すると渦を巻くように2次元の波が捻れていき中心から暗黒の球体が掬い出されるようにゆっくり浮かび上がり毛質の文字が刻まれると光出して尾っぽが一つだけ出現した。

一尾

影の化け物の額からマダラの身体が浮かびあがり眠っているようにがっくりと力を無くしていた。
「ククク......マズハ一尾カラダナ」
「何処までもしつこい野郎だ......」
サソリは再びチャクラ糸を伸ばして反撃しようとするがチャクラが上手く練れず、力が抜けていった。
踏み出した足が崩れていきサソリの分身体が前のめりで倒れ込んだ。

「!?!」
サソリの足を皮切りに身体が徐々に崩れていった。
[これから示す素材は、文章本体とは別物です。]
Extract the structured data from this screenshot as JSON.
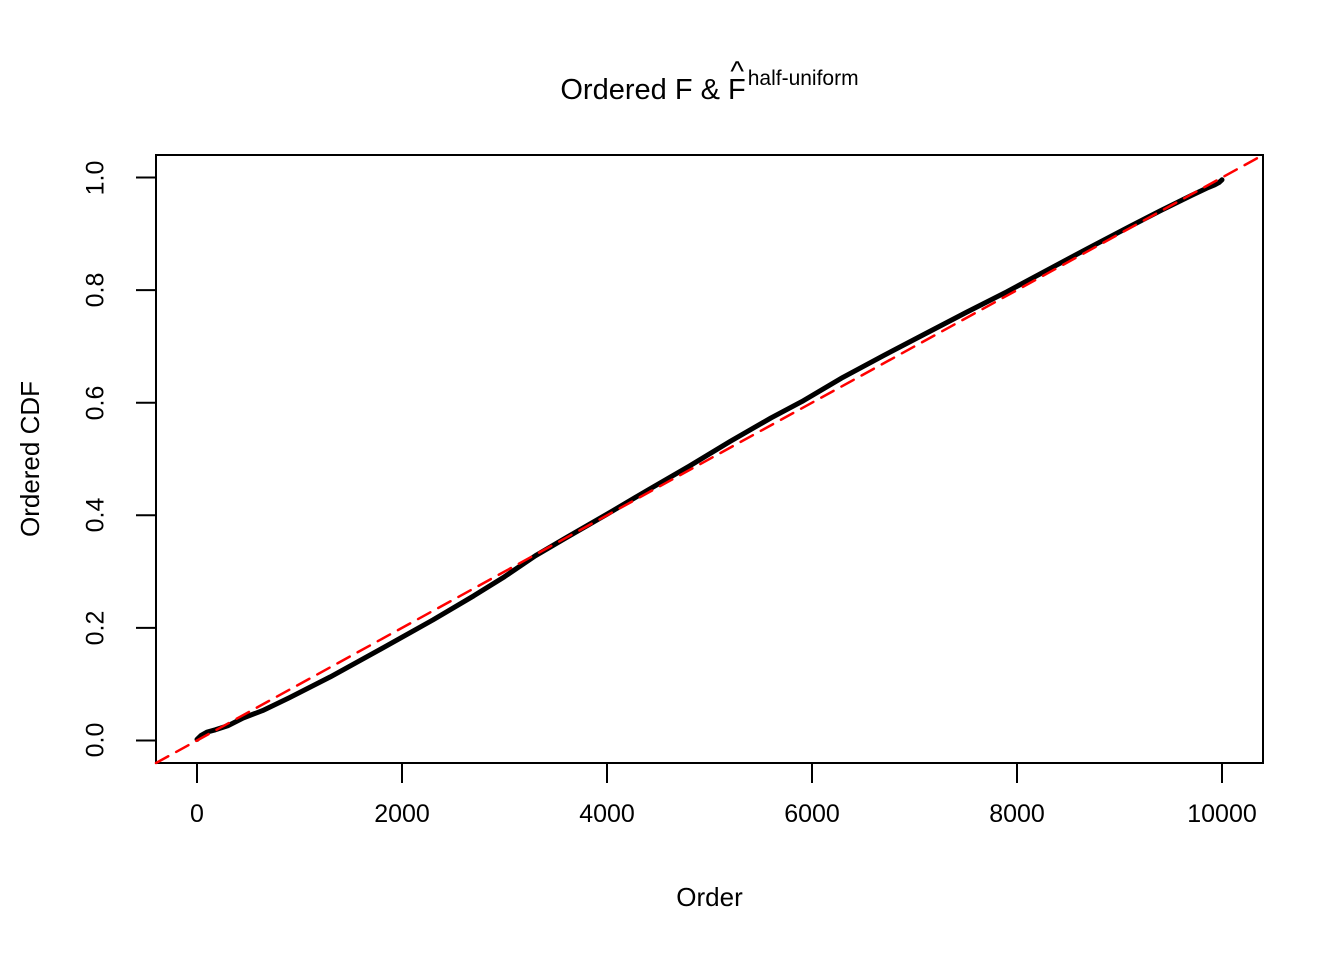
{
  "figure": {
    "title": {
      "prefix": "Ordered F & ",
      "base": "F",
      "hat": "^",
      "superscript": "half-uniform"
    },
    "x_axis": {
      "label": "Order",
      "tick_labels": [
        "0",
        "2000",
        "4000",
        "6000",
        "8000",
        "10000"
      ],
      "tick_values": [
        0,
        2000,
        4000,
        6000,
        8000,
        10000
      ]
    },
    "y_axis": {
      "label": "Ordered CDF",
      "tick_labels": [
        "0.0",
        "0.2",
        "0.4",
        "0.6",
        "0.8",
        "1.0"
      ],
      "tick_values": [
        0,
        0.2,
        0.4,
        0.6,
        0.8,
        1.0
      ]
    },
    "colors": {
      "curve": "#000000",
      "reference_line": "#FF0000",
      "frame": "#000000",
      "background": "#FFFFFF"
    }
  },
  "chart_data": {
    "type": "line",
    "title": "Ordered F & F-hat^half-uniform",
    "xlabel": "Order",
    "ylabel": "Ordered CDF",
    "xlim": [
      -400,
      10400
    ],
    "ylim": [
      -0.04,
      1.04
    ],
    "grid": false,
    "legend": "none",
    "series": [
      {
        "name": "ordered-cdf-curve",
        "color": "#000000",
        "style": "solid",
        "x": [
          0,
          40,
          100,
          180,
          300,
          450,
          640,
          900,
          1300,
          1800,
          2300,
          2700,
          3000,
          3300,
          3600,
          4000,
          4400,
          4800,
          5200,
          5600,
          5900,
          6300,
          6700,
          7100,
          7500,
          7900,
          8300,
          8700,
          9100,
          9400,
          9700,
          9850,
          9930,
          9970,
          10000
        ],
        "y": [
          0.002,
          0.009,
          0.015,
          0.019,
          0.026,
          0.04,
          0.053,
          0.076,
          0.113,
          0.163,
          0.214,
          0.257,
          0.291,
          0.328,
          0.36,
          0.402,
          0.445,
          0.487,
          0.531,
          0.573,
          0.602,
          0.645,
          0.684,
          0.722,
          0.76,
          0.797,
          0.836,
          0.875,
          0.913,
          0.941,
          0.968,
          0.981,
          0.987,
          0.991,
          0.996
        ]
      },
      {
        "name": "diagonal-reference-line",
        "color": "#FF0000",
        "style": "dashed",
        "x": [
          -400,
          10400
        ],
        "y": [
          -0.04,
          1.04
        ]
      }
    ]
  }
}
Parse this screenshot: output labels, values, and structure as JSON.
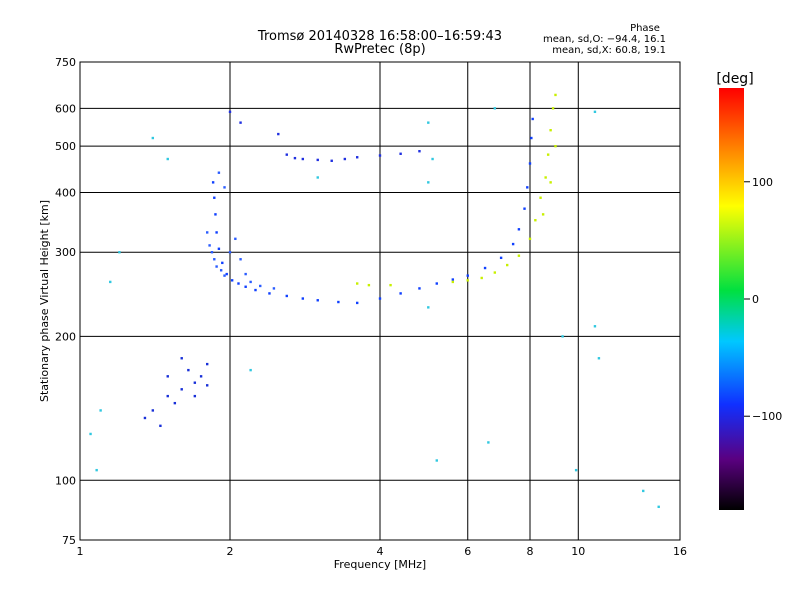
{
  "title": "Tromsø 20140328 16:58:00–16:59:43",
  "subtitle": "RwPretec (8p)",
  "phase_info": {
    "heading": "Phase",
    "line_o": "mean, sd,O: −94.4, 16.1",
    "line_x": "mean, sd,X: 60.8, 19.1"
  },
  "colorbar": {
    "label": "[deg]",
    "ticks": [
      "100",
      "0",
      "−100"
    ],
    "tick_values": [
      100,
      0,
      -100
    ],
    "range": [
      -180,
      180
    ]
  },
  "chart_data": {
    "type": "scatter",
    "xlabel": "Frequency [MHz]",
    "ylabel": "Stationary phase Virtual Height [km]",
    "xscale": "log",
    "yscale": "log",
    "xlim": [
      1,
      16
    ],
    "ylim": [
      75,
      750
    ],
    "grid": true,
    "xticks": [
      1,
      2,
      4,
      6,
      8,
      10,
      16
    ],
    "xtick_labels": [
      "1",
      "2",
      "4",
      "6",
      "8",
      "10",
      "16"
    ],
    "yticks": [
      75,
      100,
      200,
      300,
      400,
      500,
      600,
      750
    ],
    "ytick_labels": [
      "75",
      "100",
      "200",
      "300",
      "400",
      "500",
      "600",
      "750"
    ],
    "series": [
      {
        "trace": "o_mode_low",
        "phase_deg": -95,
        "color": "#1040ff",
        "points": [
          [
            1.85,
            420
          ],
          [
            1.86,
            390
          ],
          [
            1.87,
            360
          ],
          [
            1.88,
            330
          ],
          [
            1.9,
            305
          ],
          [
            1.93,
            285
          ],
          [
            1.97,
            270
          ],
          [
            2.02,
            262
          ],
          [
            2.08,
            258
          ],
          [
            2.15,
            254
          ],
          [
            2.25,
            250
          ],
          [
            2.4,
            246
          ],
          [
            2.6,
            243
          ],
          [
            2.8,
            240
          ],
          [
            3.0,
            238
          ],
          [
            3.3,
            236
          ],
          [
            3.6,
            235
          ],
          [
            4.0,
            240
          ],
          [
            4.4,
            246
          ],
          [
            4.8,
            252
          ],
          [
            5.2,
            258
          ],
          [
            5.6,
            263
          ],
          [
            6.0,
            268
          ],
          [
            6.5,
            278
          ],
          [
            7.0,
            292
          ],
          [
            7.4,
            312
          ],
          [
            7.6,
            335
          ],
          [
            7.8,
            370
          ],
          [
            7.9,
            410
          ],
          [
            8.0,
            460
          ],
          [
            8.05,
            520
          ],
          [
            8.1,
            570
          ]
        ]
      },
      {
        "trace": "o_mode_spread_2mhz",
        "phase_deg": -90,
        "color": "#2a5cff",
        "points": [
          [
            1.8,
            330
          ],
          [
            1.82,
            310
          ],
          [
            1.84,
            300
          ],
          [
            1.86,
            290
          ],
          [
            1.88,
            280
          ],
          [
            1.92,
            275
          ],
          [
            1.95,
            268
          ],
          [
            2.0,
            300
          ],
          [
            2.05,
            320
          ],
          [
            2.1,
            290
          ],
          [
            2.15,
            270
          ],
          [
            2.2,
            260
          ],
          [
            2.3,
            255
          ],
          [
            2.45,
            252
          ],
          [
            1.9,
            440
          ],
          [
            1.95,
            410
          ]
        ]
      },
      {
        "trace": "o_mode_upper",
        "phase_deg": -100,
        "color": "#2030e0",
        "points": [
          [
            2.6,
            480
          ],
          [
            2.7,
            472
          ],
          [
            2.8,
            470
          ],
          [
            3.0,
            468
          ],
          [
            3.2,
            466
          ],
          [
            3.4,
            470
          ],
          [
            3.6,
            474
          ],
          [
            4.0,
            478
          ],
          [
            4.4,
            482
          ],
          [
            4.8,
            488
          ],
          [
            2.0,
            590
          ],
          [
            2.1,
            560
          ],
          [
            2.5,
            530
          ]
        ]
      },
      {
        "trace": "es_spread",
        "phase_deg": -110,
        "color": "#1830d8",
        "points": [
          [
            1.35,
            135
          ],
          [
            1.4,
            140
          ],
          [
            1.5,
            150
          ],
          [
            1.6,
            155
          ],
          [
            1.7,
            160
          ],
          [
            1.75,
            165
          ],
          [
            1.8,
            158
          ],
          [
            1.65,
            170
          ],
          [
            1.55,
            145
          ],
          [
            1.45,
            130
          ],
          [
            1.7,
            150
          ],
          [
            1.8,
            175
          ],
          [
            1.5,
            165
          ],
          [
            1.6,
            180
          ]
        ]
      },
      {
        "trace": "x_mode",
        "phase_deg": 60,
        "color": "#c8f000",
        "points": [
          [
            3.6,
            258
          ],
          [
            3.8,
            256
          ],
          [
            4.2,
            256
          ],
          [
            5.6,
            260
          ],
          [
            6.0,
            262
          ],
          [
            6.4,
            265
          ],
          [
            6.8,
            272
          ],
          [
            7.2,
            282
          ],
          [
            7.6,
            295
          ],
          [
            8.0,
            320
          ],
          [
            8.2,
            350
          ],
          [
            8.4,
            390
          ],
          [
            8.6,
            430
          ],
          [
            8.7,
            480
          ],
          [
            8.8,
            540
          ],
          [
            8.9,
            600
          ],
          [
            9.0,
            640
          ],
          [
            8.5,
            360
          ],
          [
            8.8,
            420
          ],
          [
            9.0,
            500
          ]
        ]
      },
      {
        "trace": "scattered_noise",
        "phase_deg": 0,
        "color": "#30c8e0",
        "points": [
          [
            1.05,
            125
          ],
          [
            1.08,
            105
          ],
          [
            1.1,
            140
          ],
          [
            1.15,
            260
          ],
          [
            1.2,
            300
          ],
          [
            1.4,
            520
          ],
          [
            1.5,
            470
          ],
          [
            5.0,
            230
          ],
          [
            5.0,
            420
          ],
          [
            5.0,
            560
          ],
          [
            5.1,
            470
          ],
          [
            5.2,
            110
          ],
          [
            10.8,
            210
          ],
          [
            10.8,
            590
          ],
          [
            11,
            180
          ],
          [
            13.5,
            95
          ],
          [
            14.5,
            88
          ],
          [
            3.0,
            430
          ],
          [
            2.2,
            170
          ],
          [
            6.6,
            120
          ],
          [
            6.8,
            600
          ],
          [
            9.3,
            200
          ],
          [
            9.9,
            105
          ]
        ]
      }
    ]
  }
}
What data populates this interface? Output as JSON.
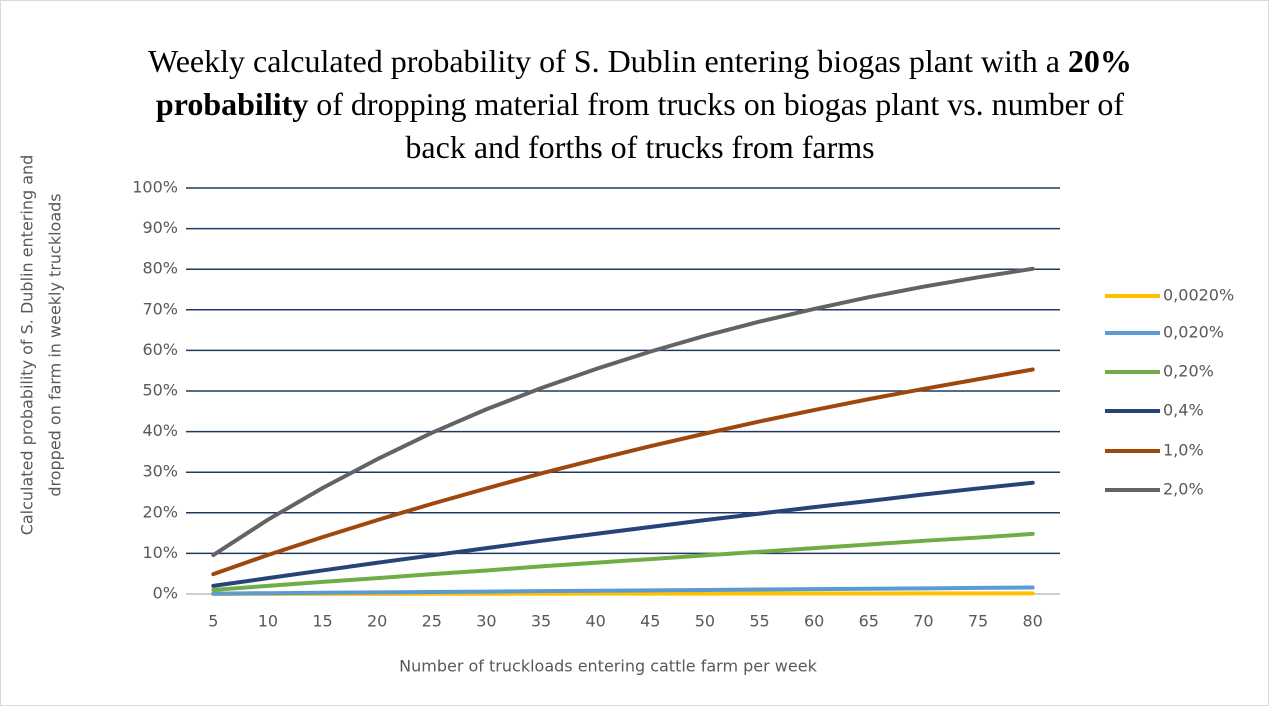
{
  "chart_data": {
    "type": "line",
    "title_parts": [
      "Weekly calculated probability of S. Dublin entering biogas plant with a ",
      "20% probability",
      " of dropping material from trucks on biogas plant vs. number of back and forths of trucks from farms"
    ],
    "xlabel": "Number of truckloads entering cattle farm per week",
    "ylabel": [
      "Calculated probability of S. Dublin entering and",
      "dropped on farm in weekly truckloads"
    ],
    "categories": [
      5,
      10,
      15,
      20,
      25,
      30,
      35,
      40,
      45,
      50,
      55,
      60,
      65,
      70,
      75,
      80
    ],
    "ylim": [
      0,
      100
    ],
    "yticks": [
      {
        "value": 0,
        "label": "0%"
      },
      {
        "value": 10,
        "label": "10%"
      },
      {
        "value": 20,
        "label": "20%"
      },
      {
        "value": 30,
        "label": "30%"
      },
      {
        "value": 40,
        "label": "40%"
      },
      {
        "value": 50,
        "label": "50%"
      },
      {
        "value": 60,
        "label": "60%"
      },
      {
        "value": 70,
        "label": "70%"
      },
      {
        "value": 80,
        "label": "80%"
      },
      {
        "value": 90,
        "label": "90%"
      },
      {
        "value": 100,
        "label": "100%"
      }
    ],
    "grid": true,
    "legend": "right",
    "series": [
      {
        "name": "0,0020%",
        "color": "#FFC000",
        "values": [
          0.01,
          0.02,
          0.03,
          0.04,
          0.05,
          0.06,
          0.07,
          0.08,
          0.09,
          0.1,
          0.11,
          0.12,
          0.13,
          0.14,
          0.15,
          0.16
        ]
      },
      {
        "name": "0,020%",
        "color": "#5B9BD5",
        "values": [
          0.1,
          0.2,
          0.3,
          0.4,
          0.5,
          0.6,
          0.7,
          0.8,
          0.9,
          1.0,
          1.1,
          1.2,
          1.3,
          1.4,
          1.5,
          1.6
        ]
      },
      {
        "name": "0,20%",
        "color": "#70AD47",
        "values": [
          1.0,
          2.0,
          3.0,
          3.9,
          4.9,
          5.8,
          6.8,
          7.7,
          8.6,
          9.5,
          10.4,
          11.3,
          12.2,
          13.1,
          13.9,
          14.8
        ]
      },
      {
        "name": "0,4%",
        "color": "#264478",
        "values": [
          2.0,
          3.9,
          5.8,
          7.7,
          9.5,
          11.3,
          13.1,
          14.8,
          16.5,
          18.2,
          19.8,
          21.4,
          22.9,
          24.5,
          26.0,
          27.4
        ]
      },
      {
        "name": "1,0%",
        "color": "#9E480E",
        "values": [
          4.9,
          9.6,
          14.0,
          18.2,
          22.2,
          26.0,
          29.7,
          33.1,
          36.4,
          39.5,
          42.5,
          45.3,
          48.0,
          50.5,
          52.9,
          55.3
        ]
      },
      {
        "name": "2,0%",
        "color": "#636363",
        "values": [
          9.6,
          18.3,
          26.1,
          33.2,
          39.7,
          45.5,
          50.7,
          55.4,
          59.7,
          63.6,
          67.1,
          70.2,
          73.1,
          75.7,
          78.0,
          80.1
        ]
      }
    ]
  }
}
縛っていたチャクラが底を尽きサソリの身体を保っていた砂がエントロピーが増大する方向へ崩壊を開始していく。
「時間切レダナ......分身ニシテハ随分ト頑張ッタナ」
「ゼ.......ツ.....」
影の一尾から体躯に似合わない巨大な平べったい腕が出現すると崩壊するサソリを押し潰すように叩きつけた。
ズシンと地響きが響いて砂がまるで血のように一尾の手の隙間から砂が漏れ出すのが見えた。

「手コズッタガ......コレデ終ワリダ」
マダラの指が動いて一尾の怪物に電撃をが纏って押し潰した砂の塊に浴びせた。
悲鳴は聴こえない。

邪魔者ハ消エタ......計画ヲ進メナケレバ......

巨大な腕を引っ込めると球体がモゴモゴと動き出してチャクラを溜め初めていくと禍々しいチャクラが溢れ出す。
すると、そこに緑色の光線が発射されてマダラの身体を揺さぶったがチャクラで弾いた。
「......?!」
マダラの上に張り付いている黄色い瞳が光線の来た方向を見やると栗色の髪を靡かせた麦野が幾つものメルトダウナーを出現させて臨戦態勢を築いている。
「よくも旦那をあんな姿にしてくれたな!」
冷静に相手を確実に始末する裏世界でしか見せない表情を浮かべながら麦野は静かに相手の挙動に注意を払う。

あのサソリを紛いなりにも追い詰めた災悪の存在と対峙するというので緊張が強くなり指先に力が入る。

「ククク」
黒ゼツは光る眼を閉じると上部に出ていたマダラの身体の中に移動させた。
黒い影の鎧を身に纏ったマダラが頭に角を生やし、一つの尾を出したままで腕組みをする。
そして万華鏡写輪眼を開きながら粘ついた笑顔を見せた。